D’Alema e la Melandri entrano nella sede del PD, senza aiuto di chiavi; ogni passo che fanno nell’andito, senton crescere un tanfo, un veleno, una peste, che li respinge indietro; e non è il dopobarba della Concia o la lacca della Madia; con la mano al naso, dànno un’occhiata in giro. Non c’era nulla d’intero; ma avanzi e frammenti di quel che c’era stato, lì e altrove, se ne vedeva in ogni canto: fogli delle agende di D’Alema, cocci di patti elettorali con Sel, richieste Mediaset di mantenimento dello status quo televisivo senza dismissione di Retequattro; tutto insieme o sparpagliato.
“Ah porci!” esclamò la Melandri. “Ah extraparlamentari del cazzo!” esclamò D’Alema; e, come scappando, andaron fuori, per un altr’uscio che metteva nel giardino. Respirarono; andaron diviato al fico; ma già prima d’arrivarci, videro la terra smossa, e misero un grido tutt’e due insieme; arrivati, trovarono effettivamente, in vece del morto, la buca aperta. Un ventennio di incassi della Coop girati in nero alla dirigenza PD volatilizzati. Qui nacquero de’ guai: D’Alema cominciò a prendersela con la Melandri, che non avesse nascosto bene: pensate se questa rimase zitta: dopo ch’ebbero ben gridato, tutt’e due col braccio teso per la foga violenta, come camicie nere ch’avevan perduta Salò, e con l’indice appuntato verso la buca, se ne tornarono insieme, brontolando.

Ma la vera peste che il ministero della sanità aveva temuto potesse entrar nel milanese, c’era entrata davvero, come è noto; in forma di inarrestabile ludopatia; ed è noto parimente che non si fermò qui, ma invase e spopolò una buona parte della penisola. Condotti dal filo della nostra storia, noi passiamo a raccontar gli avvenimenti principali di quella calamità. E in questo racconto, il nostro fine non è, per dir la verità, soltanto di rappresentar lo stato delle cose nel quale verranno a trovarsi i nostri personaggi; ma di far conoscere insieme, per quanto si può in ristretto, e per quanto si può da noi, un tratto di storia patria piú famoso che conosciuto.

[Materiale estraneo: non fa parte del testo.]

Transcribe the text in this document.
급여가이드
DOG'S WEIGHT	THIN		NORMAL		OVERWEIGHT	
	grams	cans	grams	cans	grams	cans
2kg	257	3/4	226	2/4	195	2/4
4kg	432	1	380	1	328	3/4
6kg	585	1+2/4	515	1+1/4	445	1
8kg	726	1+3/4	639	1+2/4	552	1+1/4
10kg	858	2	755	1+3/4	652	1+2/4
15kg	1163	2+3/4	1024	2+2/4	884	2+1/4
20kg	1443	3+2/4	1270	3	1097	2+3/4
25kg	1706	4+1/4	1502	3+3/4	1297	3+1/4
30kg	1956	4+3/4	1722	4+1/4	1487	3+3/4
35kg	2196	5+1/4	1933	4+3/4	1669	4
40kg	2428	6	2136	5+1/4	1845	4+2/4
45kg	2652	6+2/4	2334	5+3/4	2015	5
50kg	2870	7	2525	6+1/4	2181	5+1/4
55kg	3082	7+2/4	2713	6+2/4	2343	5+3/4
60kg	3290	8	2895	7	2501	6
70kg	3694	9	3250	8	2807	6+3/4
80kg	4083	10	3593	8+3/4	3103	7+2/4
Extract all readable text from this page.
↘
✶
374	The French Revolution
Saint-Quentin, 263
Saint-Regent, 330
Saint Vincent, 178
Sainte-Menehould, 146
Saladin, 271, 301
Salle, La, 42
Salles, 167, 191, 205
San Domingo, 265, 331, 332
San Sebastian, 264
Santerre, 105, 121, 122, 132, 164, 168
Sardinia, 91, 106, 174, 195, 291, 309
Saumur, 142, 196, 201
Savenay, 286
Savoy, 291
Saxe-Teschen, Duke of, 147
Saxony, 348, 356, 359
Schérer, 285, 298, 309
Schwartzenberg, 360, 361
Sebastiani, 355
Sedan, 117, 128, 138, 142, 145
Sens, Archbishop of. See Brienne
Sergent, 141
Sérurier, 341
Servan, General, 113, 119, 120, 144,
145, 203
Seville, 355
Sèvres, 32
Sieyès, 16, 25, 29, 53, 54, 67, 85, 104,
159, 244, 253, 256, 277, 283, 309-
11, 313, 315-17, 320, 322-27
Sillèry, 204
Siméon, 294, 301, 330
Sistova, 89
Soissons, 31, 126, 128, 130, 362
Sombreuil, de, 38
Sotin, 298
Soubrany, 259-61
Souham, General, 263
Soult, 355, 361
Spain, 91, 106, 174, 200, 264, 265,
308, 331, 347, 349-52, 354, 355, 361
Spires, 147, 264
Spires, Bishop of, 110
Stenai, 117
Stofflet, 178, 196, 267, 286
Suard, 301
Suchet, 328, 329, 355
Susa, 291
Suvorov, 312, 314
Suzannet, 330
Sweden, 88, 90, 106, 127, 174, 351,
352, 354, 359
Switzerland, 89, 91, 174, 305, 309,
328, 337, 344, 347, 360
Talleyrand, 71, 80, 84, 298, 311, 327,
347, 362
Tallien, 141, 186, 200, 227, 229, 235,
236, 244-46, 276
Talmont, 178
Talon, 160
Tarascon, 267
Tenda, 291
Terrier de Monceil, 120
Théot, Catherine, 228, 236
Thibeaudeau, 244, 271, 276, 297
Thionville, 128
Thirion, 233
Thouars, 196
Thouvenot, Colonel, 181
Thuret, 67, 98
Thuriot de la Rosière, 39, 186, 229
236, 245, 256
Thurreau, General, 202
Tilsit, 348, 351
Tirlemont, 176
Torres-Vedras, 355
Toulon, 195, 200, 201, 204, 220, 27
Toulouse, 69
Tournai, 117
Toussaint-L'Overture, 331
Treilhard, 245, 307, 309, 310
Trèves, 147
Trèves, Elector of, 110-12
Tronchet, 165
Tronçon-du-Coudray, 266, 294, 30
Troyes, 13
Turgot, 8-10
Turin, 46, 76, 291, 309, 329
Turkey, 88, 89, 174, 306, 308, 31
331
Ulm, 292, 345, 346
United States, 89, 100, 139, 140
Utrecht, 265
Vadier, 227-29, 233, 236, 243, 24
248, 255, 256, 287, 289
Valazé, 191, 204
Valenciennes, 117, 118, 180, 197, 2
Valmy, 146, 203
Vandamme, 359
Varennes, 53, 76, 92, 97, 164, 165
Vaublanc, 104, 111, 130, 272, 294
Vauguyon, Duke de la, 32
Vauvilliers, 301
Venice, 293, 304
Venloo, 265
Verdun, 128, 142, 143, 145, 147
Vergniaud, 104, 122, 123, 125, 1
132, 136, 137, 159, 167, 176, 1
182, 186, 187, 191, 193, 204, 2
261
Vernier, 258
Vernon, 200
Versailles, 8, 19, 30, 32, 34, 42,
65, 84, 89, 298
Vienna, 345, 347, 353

Per tutto adunque il territorio già provato da dissesti idrogeologici e psicopatie metanfetaminiche, s’era trovato qualche cadavere nelle case, qualcheduno sulla strada. Tutti suicidi disperati dalla propria rovina economica. Poco dopo, in questo e in quel paese, cominciarono ad ammalarsi, a morire, persone, famiglie, con segni sconosciuti alla piú parte de’ viventi. C’era soltanto alcuni a cui non riuscissero nuovi: que’ pochi che potessero ricordarsi della mania del gioco che, decenni avanti, aveva desolata pure una buona parte d’Italia, e in ispecie il milanese, dove fu chiamata, ed è tuttora, la passione per il Rischiatutto televisivo; malanno capace d’attrarre nei di allora cinema o di fronte ai pochissimi tubi catodici commercializzati all’epoca interi borghi di teleanalfabeti arcaici.